Shares of Infosys shed 9 percent on Monday after the IT major reported weak results for the March quarter of FY22 (Q4FY22). The firm posted a 12 percent year-on-year (YoY) growth in net profit at ₹5,686 crore against ₹5,076 crore in the same quarter last year. The revenue of Infosys increased by 22.70 percent YoY to ₹32,276 crore.
Meanwhile, on a QoQ basis, its top line grew 1.3 percent while net profit fell 1.3 percent. It gave guidance for revenue growth of 13-15 percent in constant currency and an operating margin of 21-23 percent for FY23.
The stock fell as much as 8.9 percent in intra-day deals to the day's low of ₹1,592. The stock has risen 29 percent in the last 1 year but is down 14 percent in 2022 YTD.
Most brokerages also had a cautious stance on Infosys post its earnings. According to domestic brokerage Ambit, Infosys disappointed on growth, margins and margin guidance.
"Consensus estimates are already above FY23E growth guidance with upsides less likely. The result internals was weak with BFSI, Retail, Healthcare, and US being flat. Also, overall/new large deal wins down were down 33 percent/60 percent YoY," noted the brokerage.
Ambit believes client deferral, utilizations and visa costs will likely reverse in FY23E, but weak 4Q exit and impending pressures (wages, onsite shift, travel/facility cost reversals) will drive a 120-140 bps cut in FY23/24E EBIT margin.

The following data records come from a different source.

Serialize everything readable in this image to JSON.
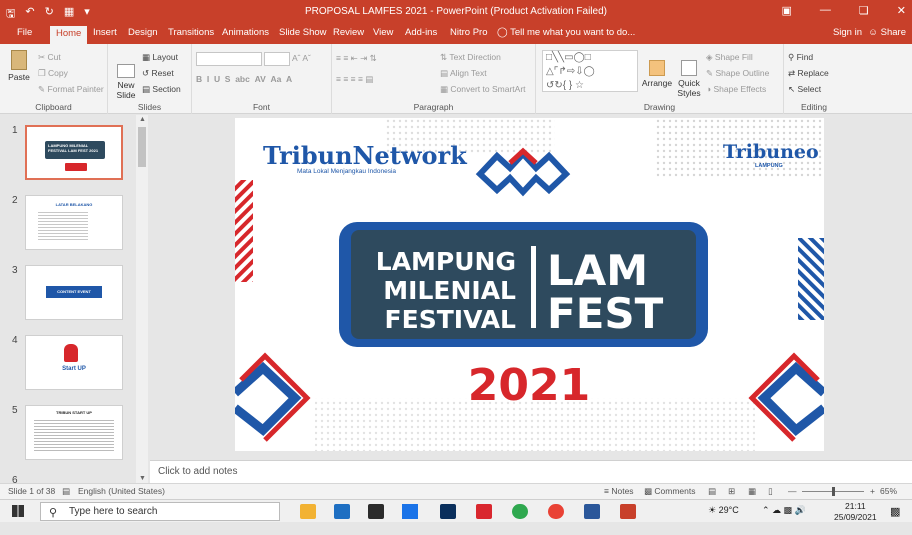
{
  "window": {
    "title": "PROPOSAL LAMFES 2021 - PowerPoint (Product Activation Failed)",
    "tell_me": "Tell me what you want to do...",
    "sign_in": "Sign in",
    "share": "Share"
  },
  "tabs": [
    "File",
    "Home",
    "Insert",
    "Design",
    "Transitions",
    "Animations",
    "Slide Show",
    "Review",
    "View",
    "Add-ins",
    "Nitro Pro"
  ],
  "active_tab": "Home",
  "ribbon": {
    "clipboard": {
      "label": "Clipboard",
      "paste": "Paste",
      "cut": "Cut",
      "copy": "Copy",
      "format_painter": "Format Painter"
    },
    "slides": {
      "label": "Slides",
      "new_slide": "New Slide",
      "layout": "Layout",
      "reset": "Reset",
      "section": "Section"
    },
    "font": {
      "label": "Font"
    },
    "paragraph": {
      "label": "Paragraph",
      "text_direction": "Text Direction",
      "align_text": "Align Text",
      "convert_smartart": "Convert to SmartArt"
    },
    "drawing": {
      "label": "Drawing",
      "arrange": "Arrange",
      "quick_styles": "Quick Styles",
      "shape_fill": "Shape Fill",
      "shape_outline": "Shape Outline",
      "shape_effects": "Shape Effects"
    },
    "editing": {
      "label": "Editing",
      "find": "Find",
      "replace": "Replace",
      "select": "Select"
    }
  },
  "thumbnails": [
    {
      "num": "1",
      "text": "LAMPUNG MILENIAL FESTIVAL LAM FEST 2021"
    },
    {
      "num": "2",
      "text": "LATAR BELAKANG"
    },
    {
      "num": "3",
      "text": "CONTENT EVENT"
    },
    {
      "num": "4",
      "text": "Start UP"
    },
    {
      "num": "5",
      "text": "TRIBUN START UP"
    },
    {
      "num": "6",
      "text": ""
    }
  ],
  "slide": {
    "logo_left": "TribunNetwork",
    "logo_left_tag": "Mata Lokal Menjangkau Indonesia",
    "logo_right": "Tribuneo",
    "logo_right_sub": "LAMPUNG",
    "banner_left_lines": [
      "LAMPUNG",
      "MILENIAL",
      "FESTIVAL"
    ],
    "banner_right_lines": [
      "LAM",
      "FEST"
    ],
    "year": "2021"
  },
  "notes_placeholder": "Click to add notes",
  "status": {
    "slide_info": "Slide 1 of 38",
    "language": "English (United States)",
    "notes": "Notes",
    "comments": "Comments",
    "zoom": "65%"
  },
  "taskbar": {
    "search_placeholder": "Type here to search",
    "weather": "29°C",
    "time": "21:11",
    "date": "25/09/2021"
  },
  "colors": {
    "accent": "#c8402a",
    "brand_blue": "#1f57a8",
    "banner_dark": "#2e4a5e",
    "brand_red": "#d7272b"
  }
}
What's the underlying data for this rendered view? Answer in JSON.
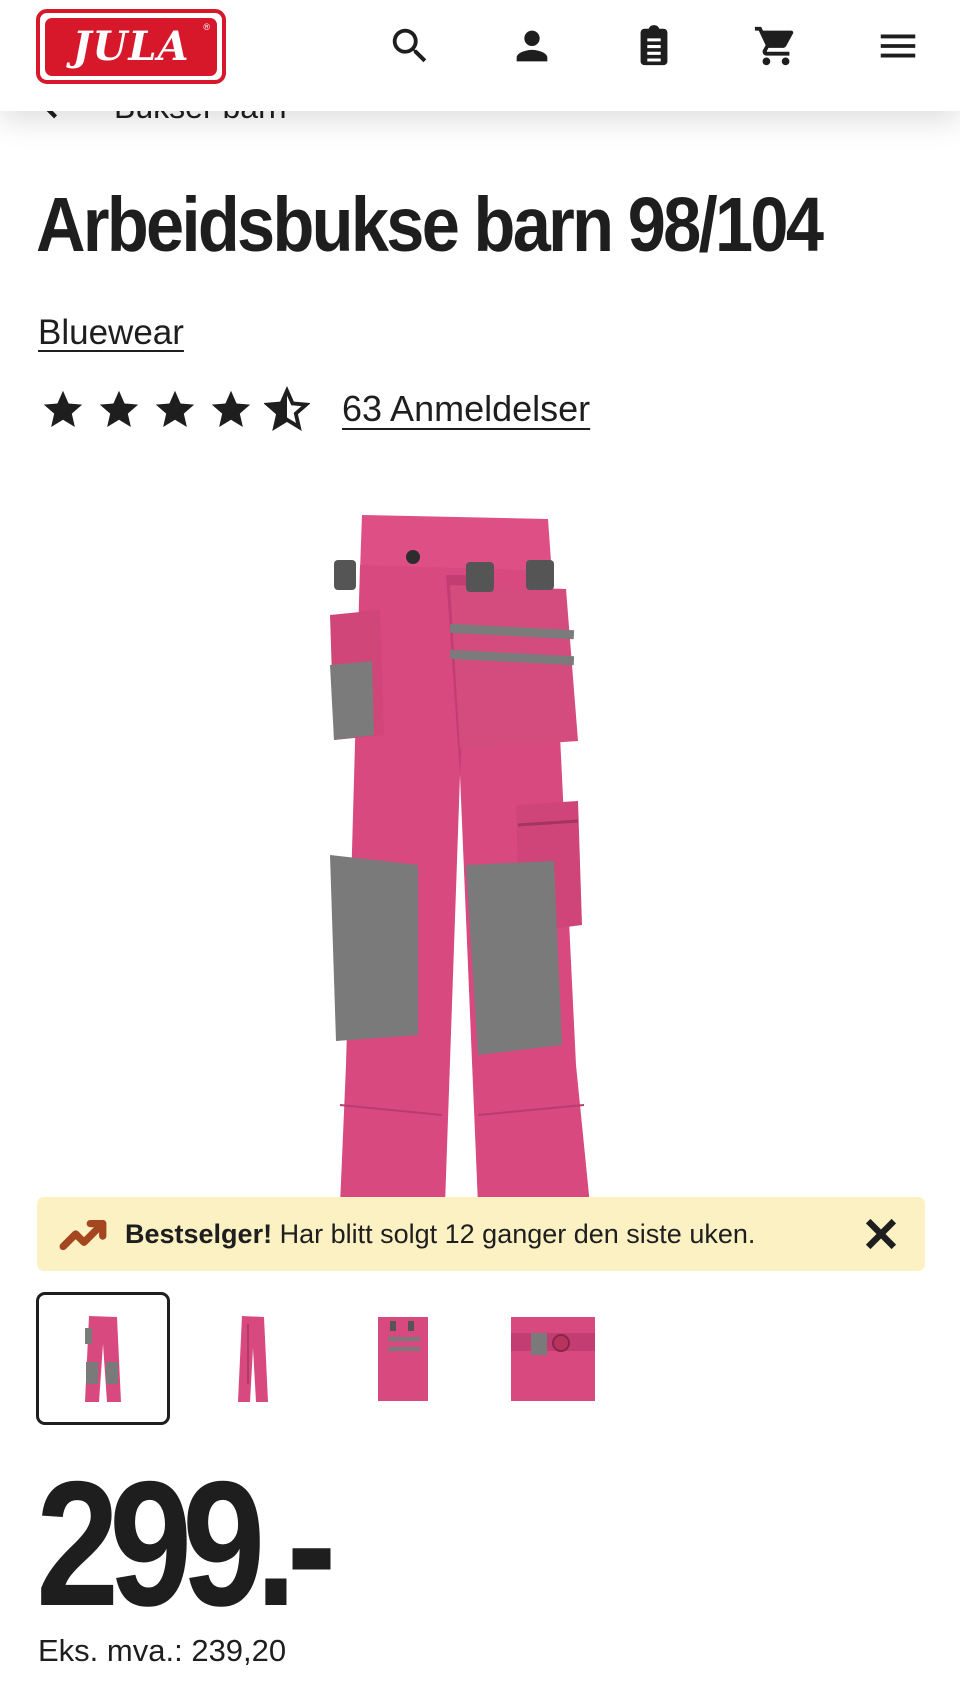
{
  "header": {
    "logo_text": "JULA",
    "logo_reg": "®",
    "brand_color": "#d7182a",
    "icons": [
      "search-icon",
      "account-icon",
      "shopping-list-icon",
      "cart-icon",
      "menu-icon"
    ]
  },
  "breadcrumb": {
    "label": "Bukser barn"
  },
  "product": {
    "title": "Arbeidsbukse barn 98/104",
    "brand": "Bluewear",
    "rating": 4.5,
    "rating_max": 5,
    "reviews_label": "63 Anmeldelser"
  },
  "banner": {
    "highlight": "Bestselger!",
    "text": "Har blitt solgt 12 ganger den siste uken.",
    "background": "#fbf1c3",
    "icon": "trending-up-icon"
  },
  "gallery": {
    "thumbnail_count": 4,
    "selected_index": 0
  },
  "price": {
    "amount": "299.-",
    "ex_vat_label": "Eks. mva.:",
    "ex_vat_value": "239,20"
  }
}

Also, constant currency revenue growth estimates are largely unchanged but EPS is cut by 6 percent, it added. The brokerage has a 'sell' call on the stock with a target price at ₹1,725.
Meanwhile, global brokerage CLSA remains bullish on the IT major. It has given the firm a 'buy' call with a target price of ₹2,040. It believes the weak Q4 is 'a blip in time'.
According to CLSA, Infosys’ dream run took a pause in Q4FY22 as a client-specific situation affected the revenue momentum, and thereby margins. While demand tailwinds should bring the revenue growth back on track soon; 13-15 percent constant currency (CC) YoY revenue growth guidance for FY23 was ahead of expectations, it added.
Infosys’ position as the best scale services play on digital adoption remains intact given its best-among-peers organic revenue growth momentum, stated CLSA. However, it cut its FY23/FY24 EPS forecasts by 5 percent/4 percent, even though could dampen investor sentiment in the near term. It noted that Infosys' margin is posing a challenge.
"Tailwinds are likely an H2FY23 play while headwinds a more near-term; low FY22 exit margin is an additional challenge," said CLSA.
For Ambit, both Infosys and TCS remain 'SELL', given its view of likely growth normalization to pre-Covid rates by FY24E and margin pressures
Given better 4Q results, near-term outperformance of TCS is likely.
However, post likely result-led correction, preference for Infosys over TCS stays, Ambit added. This is as Infosys growth at 21 percent YoY is higher than TCS at 14 percent, QoQ growth has been better in 9 of 12 quarters and outperformance is broad-based over the last 3 years.
Also, TCS has already outperformed Infosys by 5 percent YTD and Infosys trades at a near double-digit discount on FY24E P/E. Historically, in periods of Infosys converging with TCS growth valuation gaps have closed, noted Ambit.